From the phone, I do not want to manually type:

cd ~/Project/my-repo
tmux attach -t codex
git status
python3 orchestrator.py --max-rounds 1

I want to say something closer to:

Continue the current feature. Read the repo state first, run the orchestrator for one round, and send me the result.

That instruction should be handled by a local runtime on the Mac.

The Control Plane Model Link to heading

The architecture I want looks like this:

Agent control plane architecture

Mobile Client
  -> Control Plane
  -> Workspace Runtime
  -> Codex / orchestrator
  -> Repo State + Logs

The phone is only the control surface.

The Mac remains the worker.

That matters because the Mac already has:

the local repositories
git credentials
development tools
environment variables
test harnesses
Codex or other local agents
project-specific scripts

I do not want to move all of that into the phone.

I also do not necessarily want to move it into a cloud environment.

The goal is more modest:

Keep execution local.
Make control mobile-friendly.

What the Control Plane Should Do Link to heading

A lightweight control plane does not need to write code itself.

Its job is to expose a safer and simpler remote interface to the local runtime.

For example, it can provide commands like:

/repos
/use <repo>
/agent <instruction>
/agent new <instruction>
/agent resume <session_id> <instruction>
/agent session
/status
/logs <task_id>
/stop <task_id>

Those commands are not a replacement for Codex.

They are a boundary around Codex.

The control plane should handle:

authorization
repository selection
workspace validation
task creation
task logs
task status
session continuation
approval forwarding
bounded mobile responses

It should not become the owner of the development process.

It should not invent feature state.

It should not rewrite project planning files by itself.

It should not treat chat history as the project database.

The control plane is a remote entry point, not the source of truth.

Durable State Belongs in the Repository Link to heading

This became the most important principle:

Chat history is not durable project state.

For long-running agent work, the project must be recoverable even if:

the phone disconnects
the terminal session is lost
the Codex thread changes
the bot restarts
the agent gets interrupted
I continue the work hours later

That means the durable state should live in the repository:

AGENTS.md
SPEC.md
feature_list.json
progress.md
test_plan.md
init.sh
orchestrator.py
git history

The agent should be able to reconstruct context from files.

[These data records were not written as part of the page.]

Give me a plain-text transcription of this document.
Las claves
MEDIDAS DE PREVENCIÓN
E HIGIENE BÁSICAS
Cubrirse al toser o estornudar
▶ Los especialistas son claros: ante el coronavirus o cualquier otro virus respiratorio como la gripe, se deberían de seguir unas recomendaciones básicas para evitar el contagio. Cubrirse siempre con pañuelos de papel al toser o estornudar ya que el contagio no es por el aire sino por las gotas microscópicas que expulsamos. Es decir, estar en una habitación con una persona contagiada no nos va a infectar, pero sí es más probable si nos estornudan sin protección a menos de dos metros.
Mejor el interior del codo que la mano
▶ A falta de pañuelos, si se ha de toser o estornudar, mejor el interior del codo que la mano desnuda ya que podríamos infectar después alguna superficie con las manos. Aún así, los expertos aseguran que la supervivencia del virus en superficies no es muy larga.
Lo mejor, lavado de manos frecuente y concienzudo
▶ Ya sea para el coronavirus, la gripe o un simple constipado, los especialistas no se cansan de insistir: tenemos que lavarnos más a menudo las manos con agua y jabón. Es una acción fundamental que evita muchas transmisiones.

The phone message should only provide the next instruction.

This changes the role of the human as well.

Instead of manually driving every shell step, I should be able to send a high-level instruction:

Add this requirement. Update the spec and feature list first, then run the orchestrator for one verified feature round.

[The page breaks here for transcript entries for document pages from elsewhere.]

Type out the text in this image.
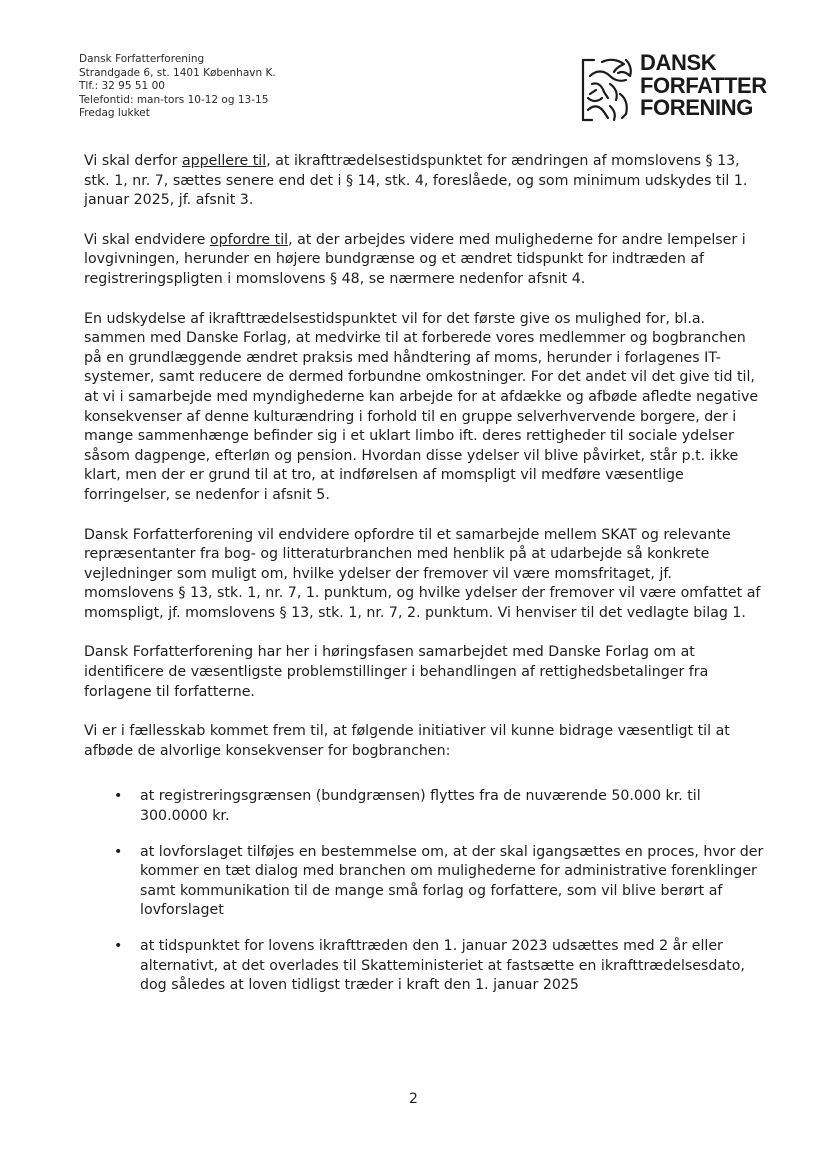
Dansk Forfatterforening
Strandgade 6, st. 1401 København K.
Tlf.: 32 95 51 00
Telefontid: man-tors 10-12 og 13-15
Fredag lukket
DANSK
FORFATTER
FORENING

Vi skal derfor appellere til, at ikrafttrædelsestidspunktet for ændringen af momslovens § 13, stk. 1, nr. 7, sættes senere end det i § 14, stk. 4, foreslåede, og som minimum udskydes til 1. januar 2025, jf. afsnit 3.

Vi skal endvidere opfordre til, at der arbejdes videre med mulighederne for andre lempelser i lovgivningen, herunder en højere bundgrænse og et ændret tidspunkt for indtræden af registreringspligten i momslovens § 48, se nærmere nedenfor afsnit 4.

En udskydelse af ikrafttrædelsestidspunktet vil for det første give os mulighed for, bl.a. sammen med Danske Forlag, at medvirke til at forberede vores medlemmer og bogbranchen på en grundlæggende ændret praksis med håndtering af moms, herunder i forlagenes IT-systemer, samt reducere de dermed forbundne omkostninger. For det andet vil det give tid til, at vi i samarbejde med myndighederne kan arbejde for at afdække og afbøde afledte negative konsekvenser af denne kulturændring i forhold til en gruppe selverhvervende borgere, der i mange sammenhænge befinder sig i et uklart limbo ift. deres rettigheder til sociale ydelser såsom dagpenge, efterløn og pension. Hvordan disse ydelser vil blive påvirket, står p.t. ikke klart, men der er grund til at tro, at indførelsen af momspligt vil medføre væsentlige forringelser, se nedenfor i afsnit 5.

Dansk Forfatterforening vil endvidere opfordre til et samarbejde mellem SKAT og relevante repræsentanter fra bog- og litteraturbranchen med henblik på at udarbejde så konkrete vejledninger som muligt om, hvilke ydelser der fremover vil være momsfritaget, jf. momslovens § 13, stk. 1, nr. 7, 1. punktum, og hvilke ydelser der fremover vil være omfattet af momspligt, jf. momslovens § 13, stk. 1, nr. 7, 2. punktum. Vi henviser til det vedlagte bilag 1.

Dansk Forfatterforening har her i høringsfasen samarbejdet med Danske Forlag om at identificere de væsentligste problemstillinger i behandlingen af rettighedsbetalinger fra forlagene til forfatterne.

Vi er i fællesskab kommet frem til, at følgende initiativer vil kunne bidrage væsentligt til at afbøde de alvorlige konsekvenser for bogbranchen:

• at registreringsgrænsen (bundgrænsen) flyttes fra de nuværende 50.000 kr. til 300.0000 kr.
• at lovforslaget tilføjes en bestemmelse om, at der skal igangsættes en proces, hvor der kommer en tæt dialog med branchen om mulighederne for administrative forenklinger samt kommunikation til de mange små forlag og forfattere, som vil blive berørt af lovforslaget
• at tidspunktet for lovens ikrafttræden den 1. januar 2023 udsættes med 2 år eller alternativt, at det overlades til Skatteministeriet at fastsætte en ikrafttrædelsesdato, dog således at loven tidligst træder i kraft den 1. januar 2025
2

The local runtime should know how to turn that into repository work.

Why This Is Not Just Automation Link to heading

It is tempting to describe this as automation, but that is not quite right.

Automation usually means:

Run this fixed script.

A remote agent workflow means:

Preserve the project state, delegate the next goal, verify the result, and continue later.

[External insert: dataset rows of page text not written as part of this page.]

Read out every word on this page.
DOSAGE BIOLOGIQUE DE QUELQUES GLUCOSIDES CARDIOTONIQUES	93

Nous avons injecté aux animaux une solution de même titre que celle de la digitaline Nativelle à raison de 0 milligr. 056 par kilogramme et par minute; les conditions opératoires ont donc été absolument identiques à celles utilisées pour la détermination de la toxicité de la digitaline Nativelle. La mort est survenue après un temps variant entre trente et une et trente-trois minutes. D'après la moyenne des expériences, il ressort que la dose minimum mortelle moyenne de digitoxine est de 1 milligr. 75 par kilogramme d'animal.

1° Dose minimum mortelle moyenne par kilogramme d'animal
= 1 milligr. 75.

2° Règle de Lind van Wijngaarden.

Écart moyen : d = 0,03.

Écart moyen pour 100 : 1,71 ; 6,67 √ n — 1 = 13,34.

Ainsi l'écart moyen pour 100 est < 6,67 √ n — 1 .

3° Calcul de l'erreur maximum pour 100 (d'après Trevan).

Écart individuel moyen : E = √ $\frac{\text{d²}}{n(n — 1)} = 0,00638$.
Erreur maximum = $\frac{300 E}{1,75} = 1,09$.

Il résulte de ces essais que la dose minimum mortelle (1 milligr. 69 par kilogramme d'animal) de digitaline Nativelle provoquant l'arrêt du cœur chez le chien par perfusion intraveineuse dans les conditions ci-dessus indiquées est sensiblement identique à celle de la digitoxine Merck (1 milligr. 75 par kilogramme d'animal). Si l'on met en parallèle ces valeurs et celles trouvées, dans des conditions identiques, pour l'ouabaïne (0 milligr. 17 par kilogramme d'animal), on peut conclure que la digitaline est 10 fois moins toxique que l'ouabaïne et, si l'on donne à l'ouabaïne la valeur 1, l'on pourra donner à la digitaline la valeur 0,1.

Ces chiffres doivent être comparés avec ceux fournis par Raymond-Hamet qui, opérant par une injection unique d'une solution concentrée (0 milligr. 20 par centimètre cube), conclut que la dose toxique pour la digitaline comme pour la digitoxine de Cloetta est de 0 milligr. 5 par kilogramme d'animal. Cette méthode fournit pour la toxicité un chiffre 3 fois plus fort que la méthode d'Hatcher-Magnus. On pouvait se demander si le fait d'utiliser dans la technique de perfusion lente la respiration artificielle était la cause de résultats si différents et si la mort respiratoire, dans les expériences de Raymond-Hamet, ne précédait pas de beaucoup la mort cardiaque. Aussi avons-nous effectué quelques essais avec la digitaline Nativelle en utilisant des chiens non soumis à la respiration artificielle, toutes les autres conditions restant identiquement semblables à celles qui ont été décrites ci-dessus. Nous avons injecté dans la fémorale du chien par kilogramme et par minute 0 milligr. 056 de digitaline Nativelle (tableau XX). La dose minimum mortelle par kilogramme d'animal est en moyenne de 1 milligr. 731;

That requires more than a script.

It needs:

a constrained entry point
a selected workspace
a task record
a log trail
a recoverable repo state
a verification command
a way to resume or stop work

This is why mobile SSH was only the first layer.

It gave me access to the machine.

But the workflow still needed structure.

The Next Step Link to heading

The next layer I am building is a Telegram-based control plane for local Codex work.

The important design choice is polling:

Local Mac bot -> Telegram Server

Instead of webhook mode:

Telegram Server -> public HTTPS endpoint

With polling, the Mac can receive Telegram commands without:

public IP
inbound port mapping
HTTPS endpoint
ngrok
Cloudflare Tunnel

That fits the same philosophy as the first article:

Do not expose the Mac directly to the public internet.
Keep the worker local.
Make the control surface reachable.

But the key idea is not Telegram itself.

Telegram is only one possible mobile client.

The deeper idea is:

Remote terminal is infrastructure.
Agent control plane is workflow.
Repository state is memory.

That is the direction I want this remote AI development setup to move toward.